3 Best Money Moves for May 2022

May is a month to celebrate.

We start off strong with May Day. Then comes Star Wars Day — aka my birthday — Cinco de Mayo, Mother’s Day (reminder! May 8!), Memorial Day and dozens of other faux-marketing holidays jammed in between. (Did I mention my birthday’s coming up?)

Amid all the festivities, it can be hard to carve a little time out for your financial health. But we’re here to help with that. Each month, Money brings you a bite-sized financial checklist to help you live your best life. This month, we’re talking inflation, tax refunds and saving for college.

Here are the best money moves for May.

1. Fight inflation with I bonds, now with a 9.62% interest rate

At 8.5%, the inflation rate is at the highest level since December 1981, according to the Labor Department. That’s due in part to the soaring costs of gas, housing and vehicles.

If skyrocketing prices for everyday items weren’t bad enough, inflation is also likely eating away at your savings.

For example, the money sitting in your savings account right now — likely yielding a paltry 0.06% interest — is losing value fast.

The good news: Uncle Sam offers a safe way for you to protect your savings from inflation with Series I Savings Bonds, otherwise known as inflation bonds or I bonds. And in May, I bonds are looking more attractive than ever before.

Today, the US Department of Treasury, which issues the bonds, announced the new annualized interest rate: 9.62%, the highest rate ever since I bonds were created in 1998. Again, compared to the 0.06% average interest on savings accounts (or even 0.5%, if you have a high-yield savings account), I bonds sound like a no-brainer.

To lock in that 9.62% rate for six months, you must purchase them between now and the last business day of October, as the interest rate changes every six months to account for inflation.

While there is a lot to love about I bonds, bear in mind that there are important caveats you should weigh before you buy:

  • I bonds have an annual $10,000 purchase maximum for electronic bonds and a $5,000 maximum for paper bonds.
  • While you can buy electronic bonds at any time on TreasuryDirect.gov, paper bonds can only be purchased at the time of filing your federal tax return, and you must elect to use your refund money to buy them.
  • You won’t be able to cash them out within one year (unless under emergency circumstances). If cashed out within five years, they lose the final three months worth of interest.

2. Budget your tax refund wisely

Tax refunds are especially important to folks this year, given the decades-high inflation rate. Soaring prices have many people holding back on big purchases such as cars and homes. And inflation has contributed to about a quarter of Americans missing at least one bill payment, according to a recent Capital One report.

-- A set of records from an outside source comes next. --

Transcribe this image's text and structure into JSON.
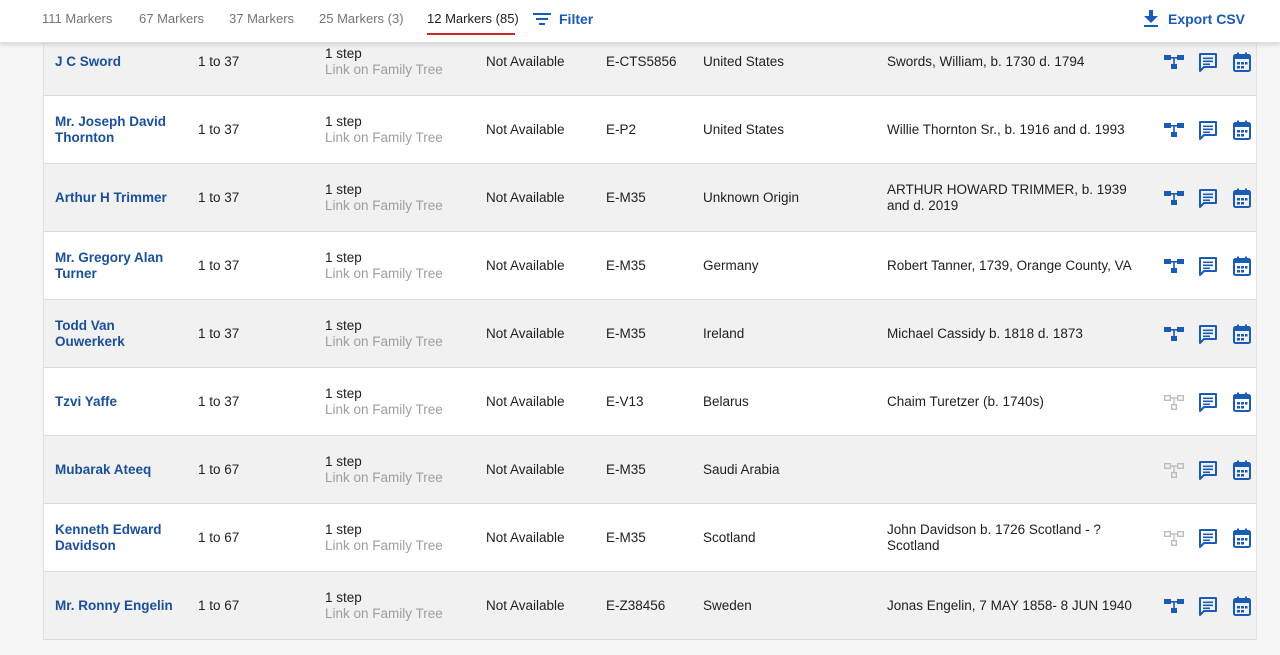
{
  "tabs": [
    {
      "label": "111 Markers"
    },
    {
      "label": "67 Markers"
    },
    {
      "label": "37 Markers"
    },
    {
      "label": "25 Markers (3)"
    },
    {
      "label": "12 Markers (85)",
      "active": true
    }
  ],
  "toolbar": {
    "filter_label": "Filter",
    "export_label": "Export CSV"
  },
  "colors": {
    "accent": "#1a5bb5",
    "name_link": "#1a4f9c",
    "tab_underline": "#c62828",
    "icon_active": "#1a5bb5",
    "icon_disabled": "#bdbdbd"
  },
  "icons": {
    "filter": "filter-lines-icon",
    "export": "download-icon",
    "tree": "family-tree-icon",
    "note": "message-note-icon",
    "calendar": "calendar-icon"
  },
  "rows": [
    {
      "name": "J C Sword",
      "range": "1 to 37",
      "step": "1 step",
      "step_link": "Link on Family Tree",
      "mdka": "Not Available",
      "haplogroup": "E-CTS5856",
      "origin": "United States",
      "ancestor": "Swords, William, b. 1730 d. 1794",
      "tree_active": true
    },
    {
      "name": "Mr. Joseph David Thornton",
      "range": "1 to 37",
      "step": "1 step",
      "step_link": "Link on Family Tree",
      "mdka": "Not Available",
      "haplogroup": "E-P2",
      "origin": "United States",
      "ancestor": "Willie Thornton Sr., b. 1916 and d. 1993",
      "tree_active": true
    },
    {
      "name": "Arthur H Trimmer",
      "range": "1 to 37",
      "step": "1 step",
      "step_link": "Link on Family Tree",
      "mdka": "Not Available",
      "haplogroup": "E-M35",
      "origin": "Unknown Origin",
      "ancestor": "ARTHUR HOWARD TRIMMER, b. 1939 and d. 2019",
      "tree_active": true
    },
    {
      "name": "Mr. Gregory Alan Turner",
      "range": "1 to 37",
      "step": "1 step",
      "step_link": "Link on Family Tree",
      "mdka": "Not Available",
      "haplogroup": "E-M35",
      "origin": "Germany",
      "ancestor": "Robert Tanner, 1739, Orange County, VA",
      "tree_active": true
    },
    {
      "name": "Todd Van Ouwerkerk",
      "range": "1 to 37",
      "step": "1 step",
      "step_link": "Link on Family Tree",
      "mdka": "Not Available",
      "haplogroup": "E-M35",
      "origin": "Ireland",
      "ancestor": "Michael Cassidy b. 1818 d. 1873",
      "tree_active": true
    },
    {
      "name": "Tzvi Yaffe",
      "range": "1 to 37",
      "step": "1 step",
      "step_link": "Link on Family Tree",
      "mdka": "Not Available",
      "haplogroup": "E-V13",
      "origin": "Belarus",
      "ancestor": "Chaim Turetzer (b. 1740s)",
      "tree_active": false
    },
    {
      "name": "Mubarak Ateeq",
      "range": "1 to 67",
      "step": "1 step",
      "step_link": "Link on Family Tree",
      "mdka": "Not Available",
      "haplogroup": "E-M35",
      "origin": "Saudi Arabia",
      "ancestor": "",
      "tree_active": false
    },
    {
      "name": "Kenneth Edward Davidson",
      "range": "1 to 67",
      "step": "1 step",
      "step_link": "Link on Family Tree",
      "mdka": "Not Available",
      "haplogroup": "E-M35",
      "origin": "Scotland",
      "ancestor": "John Davidson b. 1726 Scotland - ? Scotland",
      "tree_active": false
    },
    {
      "name": "Mr. Ronny Engelin",
      "range": "1 to 67",
      "step": "1 step",
      "step_link": "Link on Family Tree",
      "mdka": "Not Available",
      "haplogroup": "E-Z38456",
      "origin": "Sweden",
      "ancestor": "Jonas Engelin, 7 MAY 1858- 8 JUN 1940",
      "tree_active": true
    }
  ]
}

So far this year, the IRS says the average refund is north of $3,000, and the agency has already pumped out nearly 89 million refund payments.

For many, that cash windfall is exactly what’s needed to regain their financial footing. But when the money rolls in, you may be tempted to revenge-spend it after weeks, months or even years of austerity.

While experts recommend you avoid viewing your refund as play money, they do see the benefit in using a portion of it to treat yourself — so long as it’s about 5% to 10% of the total refund.

One of the first things you’ll want to do when the refund hits your account is catch up on your bills if you were one of many who fell behind recently. Then, experts recommend one of the most important personal finance steps: ensuring you have an emergency savings fund (perhaps in I bonds?) that can cover between three to six months of expenses. If that box is already checked, pay down any credit card debt.

From there, it’s a savvy move to stash at least some of it away in a 401(k) or Individual Retirement Account (IRA). Finally, you can put any remaining refund money toward a long-term goal — such as buying a home or funding your wedding — or use it to pay off other high-interest debt.

3. Take advantage of a 529 college savings plan

May 29 is National 529 Day — because 5/29 — making this as a good a time as any to sing the praises of the education savings plan.

So what is a 529 plan, exactly? In short, it’s a tax-advantaged way to save money for qualifying educational expenses, including tuition, books, room and board, and more. Almost every state offers a 529, though the exact plans and benefits vary by state.

Most states allow you to deduct your contributions from your state income taxes. And withdrawals are not subject to federal taxes so long as they’re used for qualified expenses.

While 529s are often referred to as “college savings plans,” you can now also use them to pay up to $10,000 per year for tuition costs associated with public or private elementary and secondary schools as well, according to the IRS.

Additionally, anyone can open a 529 for any person, including themselves. The beneficiary does not have to be a child.

Around this time of year, many states run special offers for opening 529 plans around National 529 Day. For example, Utah residents can receive a contribution of up to $40 for opening a new account and setting up recurring payments. Several other states offer similar incentives. Check with your state’s 529 provider for holiday promos.